Right from the train in Bangalore where her saga begins, Anjaly is at home bonding with the westerner Mikes and Michels of the backpacking world. While she is not coy about recounting those encounters in detail, she is also adroit in convincing us that the wanderlust was not lust wandering, like in that French-Canadian movie set in Haiti, Heading South. Bangkok need not be ‘two meaningful words’ as her excited male colleague made it sound to her. Inside the covers of this 200 page book you have a world that takes in its span the Dark Continent and the Killing Fields of Cambodia. The author naively downs coffee processed inside civet cats and knowingly gnaws on crawlies in Indonesia.

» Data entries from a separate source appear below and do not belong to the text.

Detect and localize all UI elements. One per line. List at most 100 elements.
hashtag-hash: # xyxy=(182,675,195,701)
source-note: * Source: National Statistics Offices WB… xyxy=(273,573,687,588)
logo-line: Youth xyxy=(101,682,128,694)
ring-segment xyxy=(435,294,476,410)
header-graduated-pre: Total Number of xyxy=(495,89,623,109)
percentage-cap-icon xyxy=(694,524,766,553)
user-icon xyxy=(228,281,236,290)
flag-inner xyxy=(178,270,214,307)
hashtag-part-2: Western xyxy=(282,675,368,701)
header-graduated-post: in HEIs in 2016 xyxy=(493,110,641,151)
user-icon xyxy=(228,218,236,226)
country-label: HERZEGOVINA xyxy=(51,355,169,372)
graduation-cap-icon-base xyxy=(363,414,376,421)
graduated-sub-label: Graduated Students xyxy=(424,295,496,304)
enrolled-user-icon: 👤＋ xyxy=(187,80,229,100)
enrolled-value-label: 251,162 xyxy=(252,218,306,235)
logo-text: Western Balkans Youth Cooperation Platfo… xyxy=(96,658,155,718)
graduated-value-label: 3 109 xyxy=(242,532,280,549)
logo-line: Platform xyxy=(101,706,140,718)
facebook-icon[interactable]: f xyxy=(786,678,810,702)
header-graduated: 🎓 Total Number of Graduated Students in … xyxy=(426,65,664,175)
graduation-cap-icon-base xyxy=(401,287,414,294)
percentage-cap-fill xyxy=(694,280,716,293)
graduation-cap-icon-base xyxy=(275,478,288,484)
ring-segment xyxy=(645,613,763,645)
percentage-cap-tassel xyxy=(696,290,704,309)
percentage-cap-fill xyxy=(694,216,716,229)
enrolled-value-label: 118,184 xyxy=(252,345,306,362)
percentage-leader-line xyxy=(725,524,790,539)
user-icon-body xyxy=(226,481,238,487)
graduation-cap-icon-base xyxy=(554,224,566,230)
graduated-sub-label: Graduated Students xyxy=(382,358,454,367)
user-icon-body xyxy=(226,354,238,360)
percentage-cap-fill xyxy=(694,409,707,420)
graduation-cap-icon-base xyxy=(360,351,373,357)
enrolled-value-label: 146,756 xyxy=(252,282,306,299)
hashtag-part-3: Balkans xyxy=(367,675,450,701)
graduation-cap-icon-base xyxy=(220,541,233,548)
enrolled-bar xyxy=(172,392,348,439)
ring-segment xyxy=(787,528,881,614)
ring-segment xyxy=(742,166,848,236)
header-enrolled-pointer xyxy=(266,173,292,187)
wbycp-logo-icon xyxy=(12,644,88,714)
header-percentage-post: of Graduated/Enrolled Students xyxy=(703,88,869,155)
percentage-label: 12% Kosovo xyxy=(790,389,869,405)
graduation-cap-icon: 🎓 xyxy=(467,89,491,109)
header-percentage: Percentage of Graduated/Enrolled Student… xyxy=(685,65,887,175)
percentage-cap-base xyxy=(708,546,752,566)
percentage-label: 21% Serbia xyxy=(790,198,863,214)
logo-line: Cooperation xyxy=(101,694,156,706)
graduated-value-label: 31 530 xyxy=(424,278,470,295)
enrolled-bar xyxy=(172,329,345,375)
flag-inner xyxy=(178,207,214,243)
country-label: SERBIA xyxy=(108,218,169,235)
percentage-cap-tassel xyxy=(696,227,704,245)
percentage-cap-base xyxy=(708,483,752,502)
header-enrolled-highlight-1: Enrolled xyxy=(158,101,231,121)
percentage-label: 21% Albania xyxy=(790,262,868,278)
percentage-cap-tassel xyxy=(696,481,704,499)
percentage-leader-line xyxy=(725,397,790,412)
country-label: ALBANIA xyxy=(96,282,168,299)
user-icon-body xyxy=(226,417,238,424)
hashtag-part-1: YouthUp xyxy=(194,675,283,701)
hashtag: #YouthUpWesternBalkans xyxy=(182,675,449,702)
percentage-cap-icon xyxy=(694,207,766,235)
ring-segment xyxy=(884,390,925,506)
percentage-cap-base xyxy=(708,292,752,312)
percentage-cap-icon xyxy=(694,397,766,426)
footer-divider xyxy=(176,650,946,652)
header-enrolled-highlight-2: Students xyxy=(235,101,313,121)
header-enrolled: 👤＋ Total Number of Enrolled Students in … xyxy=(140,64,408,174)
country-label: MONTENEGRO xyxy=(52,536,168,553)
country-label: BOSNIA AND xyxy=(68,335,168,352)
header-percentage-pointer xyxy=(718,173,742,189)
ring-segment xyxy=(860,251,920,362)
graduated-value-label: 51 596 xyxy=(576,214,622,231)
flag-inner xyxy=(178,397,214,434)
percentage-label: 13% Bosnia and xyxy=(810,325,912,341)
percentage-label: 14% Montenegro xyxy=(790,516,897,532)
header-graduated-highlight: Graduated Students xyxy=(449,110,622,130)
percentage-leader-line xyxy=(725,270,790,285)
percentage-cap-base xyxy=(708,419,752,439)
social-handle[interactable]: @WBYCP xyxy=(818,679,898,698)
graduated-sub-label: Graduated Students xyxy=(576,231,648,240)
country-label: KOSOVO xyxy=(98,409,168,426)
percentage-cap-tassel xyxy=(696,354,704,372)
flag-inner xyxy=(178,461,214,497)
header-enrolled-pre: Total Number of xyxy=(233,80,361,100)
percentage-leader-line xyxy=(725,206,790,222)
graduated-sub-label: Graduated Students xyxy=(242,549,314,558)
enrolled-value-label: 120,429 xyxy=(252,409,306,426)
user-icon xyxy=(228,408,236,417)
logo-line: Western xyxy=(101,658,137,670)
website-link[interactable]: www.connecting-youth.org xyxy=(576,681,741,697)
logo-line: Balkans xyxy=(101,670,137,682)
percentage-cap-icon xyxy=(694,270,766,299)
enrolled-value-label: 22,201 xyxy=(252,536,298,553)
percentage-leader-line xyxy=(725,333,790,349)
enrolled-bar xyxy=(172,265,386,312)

She gaily lives la dolce vita in smoky bars and seedy dorms. She tells us about the traveler’s mask, a psychological device she uses in times of need. An indomitable spirit suffuses the book which is really about breaking free. Travel is its freewheeling premise. Inspiration can be drawn in dollops here not just by women or Indian women or Indian women who want to travel. Anybody who reads it will be fired up to get off the ass and get going somewhere. Like in the case of the hero and heroine of the Malayalam movie Charlie, life is being lived here ‘without any plan in particular’ and surprises galore are inevitable en route.